Tuesday, March 27, 2007

Girl, You'll Be A Woman Soon

In addition to my affections for true crime, Veronica Mars and Larry Dobrow… I also have a slightly geekier (if that’s even possible) obsession: personal finance. Now, I’m not as nutty about personal finance as I am about my other obsessions—namely, because numbers typically give me a headache.

Three years ago, when I was working an entry-level journalism job (with an accompanying entry-level salary) in New York City, Suze Orman’s terribly titled book “The Money Book for the Young, Fabulous & Broke” helped turn my financial life around. My credit card debt was getting higher than I was comfortable with, and the 401k information the HR rep put in front of me on the first day of my job might as well have been written in a foreign language.

Now, I’ve never been one to take all the rules of any one plan on blind faith—indeed, there are some Suze-isms that I still ignore (not to mention she seems like a freaking whackjob on her TV show)—but it gave a numbers-idiot like me a great outline for how to tackle my debt and put my priorities in order. I’m far from perfect—I still have a weakness for getting out the charge card at Anthropologie, but I was also recently able to set up Roth IRAs for my husband and I with relative ease.

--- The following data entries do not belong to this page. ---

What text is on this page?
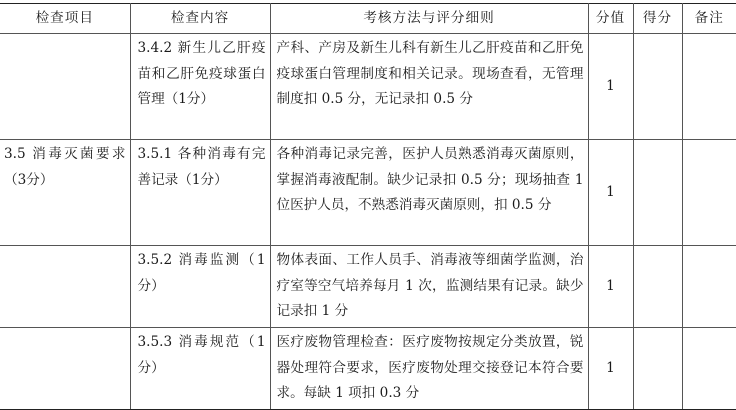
检查项目	检查内容	考核方法与评分细则	分值	得分	备注
	3.4.2 新生儿乙肝疫苗和乙肝免疫球蛋白管理（1分）	产科、产房及新生儿科有新生儿乙肝疫苗和乙肝免疫球蛋白管理制度和相关记录。现场查看，无管理制度扣 0.5 分，无记录扣 0.5 分	1		
3.5 消毒灭菌要求（3分）	3.5.1 各种消毒有完善记录（1分）	各种消毒记录完善，医护人员熟悉消毒灭菌原则，掌握消毒液配制。缺少记录扣 0.5 分；现场抽查 1 位医护人员，不熟悉消毒灭菌原则，扣 0.5 分	1		
	3.5.2 消毒监测（1分）	物体表面、工作人员手、消毒液等细菌学监测，治疗室等空气培养每月 1 次，监测结果有记录。缺少记录扣 1 分	1		
	3.5.3 消毒规范（1分）	医疗废物管理检查：医疗废物按规定分类放置，锐器处理符合要求，医疗废物处理交接登记本符合要求。每缺 1 项扣 0.3 分	1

Getting to my point (does anyone else notice how I’m consistently terrible about burying the lede?): Suze Orman writes a series of columns for Yahoo! Finance to promote her new women-targeted book. I’ve been keeping up with them—because, like I said, I’m generally a Suze fan—but unfortunately, the columns seem low on advice and strategy and high on talking about women’s “attitudes” toward money. This article, for example, discusses “summoning the eight qualities.” And from my perspective, it’s about as useless as it sounds. I get that many women (myself included) sometimes make poor financial choices based on emotions. But I’m also not an idiot. I know when I’m making a financially poor choice. I guess that I think if Suze wants us embrace “modern attitudes” toward our finances, couldn’t she at least operate on the assumption that we’re already modern, reasonably self-sufficient women in the first place?

1 comment:

Rob said...

And yet somehow, I'm the dork in this relationship.